Agora, parada na entrada, sob o sol pálido do inverno, sentia apenas um frio profundo se espalhando por todo o corpo.

As palavras de Graziella ainda ecoavam sem parar em seus ouvidos.

Ela havia dito:

— Foram pessoas da família Pereira. A casa da sua avó ia ser demolida por causa de um projeto de urbanização. Como a indenização era injusta, sua mãe se recusou a aceitar. Gente da família Pereira foi até lá. As duas partes discutiram feio. No meio da confusão, empurraram sua mãe. Ela bateu a parte de trás da cabeça numa pedra. Saiu muito sangue… E eles não a levaram para o hospital a tempo.

Graziella também havia dito:

— Aquele terreno era valiosíssimo. Ficava bem no centro de Nova Aurora. Na época, muita gente disputava aquele pedaço de terra… E foi a família Pereira que conseguiu pegá-lo primeiro.

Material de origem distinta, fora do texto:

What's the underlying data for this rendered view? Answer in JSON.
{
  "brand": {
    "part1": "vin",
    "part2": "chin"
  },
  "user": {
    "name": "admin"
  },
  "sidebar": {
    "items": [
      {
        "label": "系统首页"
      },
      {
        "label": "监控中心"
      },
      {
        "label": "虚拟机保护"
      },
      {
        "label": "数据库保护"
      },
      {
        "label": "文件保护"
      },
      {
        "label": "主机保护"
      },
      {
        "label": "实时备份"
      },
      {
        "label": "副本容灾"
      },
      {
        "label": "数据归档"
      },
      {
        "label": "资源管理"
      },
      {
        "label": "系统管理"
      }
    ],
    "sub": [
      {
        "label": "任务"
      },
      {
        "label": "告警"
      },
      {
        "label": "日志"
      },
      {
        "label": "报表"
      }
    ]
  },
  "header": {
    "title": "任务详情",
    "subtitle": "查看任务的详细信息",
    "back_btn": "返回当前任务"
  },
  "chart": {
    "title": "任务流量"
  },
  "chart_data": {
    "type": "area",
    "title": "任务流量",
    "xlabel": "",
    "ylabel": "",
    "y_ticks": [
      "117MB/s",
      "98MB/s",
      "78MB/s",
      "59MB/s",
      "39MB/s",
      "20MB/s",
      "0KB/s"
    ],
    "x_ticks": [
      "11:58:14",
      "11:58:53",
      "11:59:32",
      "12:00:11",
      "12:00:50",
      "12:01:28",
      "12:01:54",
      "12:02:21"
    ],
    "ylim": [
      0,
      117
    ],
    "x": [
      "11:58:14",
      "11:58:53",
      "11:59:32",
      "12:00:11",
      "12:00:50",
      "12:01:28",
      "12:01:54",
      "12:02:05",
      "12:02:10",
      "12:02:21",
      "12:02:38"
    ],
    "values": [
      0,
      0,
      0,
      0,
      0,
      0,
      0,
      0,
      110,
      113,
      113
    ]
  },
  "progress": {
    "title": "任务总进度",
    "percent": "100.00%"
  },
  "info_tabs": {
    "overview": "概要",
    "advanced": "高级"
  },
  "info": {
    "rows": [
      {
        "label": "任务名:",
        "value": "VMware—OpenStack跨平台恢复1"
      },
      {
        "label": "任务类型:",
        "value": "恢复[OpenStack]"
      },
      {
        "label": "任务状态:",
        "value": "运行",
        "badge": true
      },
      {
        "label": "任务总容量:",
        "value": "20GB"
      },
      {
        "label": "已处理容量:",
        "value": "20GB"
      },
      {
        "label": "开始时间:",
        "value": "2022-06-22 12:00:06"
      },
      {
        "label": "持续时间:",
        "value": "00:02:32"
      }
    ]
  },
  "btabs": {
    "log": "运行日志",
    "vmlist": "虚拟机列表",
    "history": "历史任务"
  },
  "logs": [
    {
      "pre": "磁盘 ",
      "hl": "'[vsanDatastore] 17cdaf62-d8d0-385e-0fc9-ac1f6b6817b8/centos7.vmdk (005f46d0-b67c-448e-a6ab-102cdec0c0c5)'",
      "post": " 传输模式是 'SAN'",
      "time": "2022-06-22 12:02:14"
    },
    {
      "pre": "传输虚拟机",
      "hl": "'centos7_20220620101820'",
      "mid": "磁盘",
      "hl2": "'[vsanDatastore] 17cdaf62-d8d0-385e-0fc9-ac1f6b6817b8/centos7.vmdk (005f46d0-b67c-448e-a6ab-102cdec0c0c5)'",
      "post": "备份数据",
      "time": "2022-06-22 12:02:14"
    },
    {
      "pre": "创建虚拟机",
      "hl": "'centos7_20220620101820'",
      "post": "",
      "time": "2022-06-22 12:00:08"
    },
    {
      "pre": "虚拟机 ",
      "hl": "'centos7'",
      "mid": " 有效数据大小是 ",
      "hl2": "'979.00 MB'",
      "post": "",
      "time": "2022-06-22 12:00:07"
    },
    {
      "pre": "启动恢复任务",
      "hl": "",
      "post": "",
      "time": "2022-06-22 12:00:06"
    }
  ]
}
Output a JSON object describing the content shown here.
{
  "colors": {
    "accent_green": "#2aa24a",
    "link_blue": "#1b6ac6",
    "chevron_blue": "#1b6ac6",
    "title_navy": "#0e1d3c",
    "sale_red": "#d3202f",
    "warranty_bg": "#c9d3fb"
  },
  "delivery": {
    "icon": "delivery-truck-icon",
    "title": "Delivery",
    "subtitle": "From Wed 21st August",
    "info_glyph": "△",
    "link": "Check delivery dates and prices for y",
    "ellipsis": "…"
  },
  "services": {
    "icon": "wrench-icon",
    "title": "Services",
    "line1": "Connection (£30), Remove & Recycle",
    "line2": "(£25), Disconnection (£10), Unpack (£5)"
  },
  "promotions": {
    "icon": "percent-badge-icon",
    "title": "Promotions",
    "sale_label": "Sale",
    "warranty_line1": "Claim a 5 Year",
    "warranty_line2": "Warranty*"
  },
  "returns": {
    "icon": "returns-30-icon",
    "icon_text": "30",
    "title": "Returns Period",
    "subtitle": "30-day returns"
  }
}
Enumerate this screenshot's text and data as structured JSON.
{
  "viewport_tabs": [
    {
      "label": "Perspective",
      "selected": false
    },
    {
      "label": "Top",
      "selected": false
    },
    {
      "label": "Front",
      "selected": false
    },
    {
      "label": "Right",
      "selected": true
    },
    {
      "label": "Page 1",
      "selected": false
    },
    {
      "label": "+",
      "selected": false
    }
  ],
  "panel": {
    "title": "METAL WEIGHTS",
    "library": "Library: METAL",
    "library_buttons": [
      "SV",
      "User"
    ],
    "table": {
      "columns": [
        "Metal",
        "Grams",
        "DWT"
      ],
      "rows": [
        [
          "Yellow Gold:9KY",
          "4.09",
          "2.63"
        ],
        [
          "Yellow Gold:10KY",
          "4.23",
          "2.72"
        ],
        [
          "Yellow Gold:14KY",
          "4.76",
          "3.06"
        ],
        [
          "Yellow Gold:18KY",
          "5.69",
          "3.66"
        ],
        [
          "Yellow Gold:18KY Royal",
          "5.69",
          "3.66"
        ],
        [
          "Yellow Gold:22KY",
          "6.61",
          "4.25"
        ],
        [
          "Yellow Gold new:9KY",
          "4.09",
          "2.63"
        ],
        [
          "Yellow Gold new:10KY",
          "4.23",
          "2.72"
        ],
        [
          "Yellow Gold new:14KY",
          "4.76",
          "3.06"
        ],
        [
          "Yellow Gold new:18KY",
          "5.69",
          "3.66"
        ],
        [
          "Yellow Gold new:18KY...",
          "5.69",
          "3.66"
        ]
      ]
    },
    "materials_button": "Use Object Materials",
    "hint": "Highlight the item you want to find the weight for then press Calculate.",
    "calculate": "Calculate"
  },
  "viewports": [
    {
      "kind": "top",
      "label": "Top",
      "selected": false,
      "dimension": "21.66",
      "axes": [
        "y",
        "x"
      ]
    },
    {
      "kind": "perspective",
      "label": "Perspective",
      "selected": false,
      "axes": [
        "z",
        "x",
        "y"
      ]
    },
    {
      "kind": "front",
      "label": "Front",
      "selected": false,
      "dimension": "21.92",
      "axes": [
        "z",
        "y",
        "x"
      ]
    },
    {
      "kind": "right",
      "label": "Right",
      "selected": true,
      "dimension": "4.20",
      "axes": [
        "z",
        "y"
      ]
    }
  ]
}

— Para acelerar a demolição, a própria família Pereira chegou a ir pessoalmente ao local. Entre os que foram… Estava até a senhora Bruna.

Bruna.

Só agora Isabela descobria que Graziella, que sempre estivera ao seu lado no orfanato, na verdade tinha sido a antiga babá de sua família.

Depois que sua mãe morreu, Graziella quis adotá-la e levá-la para viver com ela.

Mas o filho e a nora de Graziella não concordaram.

Sem outra escolha, ela acabou levando Isabela para o orfanato.

Com medo de que a menina sofresse ali dentro, Graziella decidiu trabalhar no próprio orfanato para poder cuidar dela de perto.

Durante todos aqueles anos, ela nunca contou a verdade.

Porque, aos olhos de Graziella, a família Pereira estava no auge do poder.

Alguém como Isabela jamais teria condições de enfrentar aquela família.

Se ela tentasse buscar justiça contra os Pereira… Provavelmente acabaria apenas destruindo a própria vida.

Graziella ainda dissera:

— Aquela família inteira é feita de demônios. Homem ou mulher, nenhum deles tem razão nem coração.

— Se ao menos um deles tivesse sido razoável naquele dia… Se tivessem levado sua mãe para o hospital a tempo… Ela não teria morrido.

Agora, o peito de Isabela doía de um jeito quase insuportável.

Era como se todo o seu mundo tivesse congelado de uma vez.

Ela jamais imaginara que Graziella, que a acompanhara por tantos anos no orfanato, tivesse sido, na verdade, a babá que sua mãe contratara para cuidar dela quando era pequena.

Wallace observou o perfil rígido e frio de Isabela parado diante do hospital. Aproximou-se alguns passos.

— Senhora, entre no carro. Está frio aqui fora.

O inverno estava chegando com força.

E, no estado físico atual dela, pegar frio era a última coisa que podia acontecer.

Isabela assentiu levemente e entrou no carro, como Wallace havia sugerido.

Mal tinham acabado de entrar quando o telefone de Wallace tocou.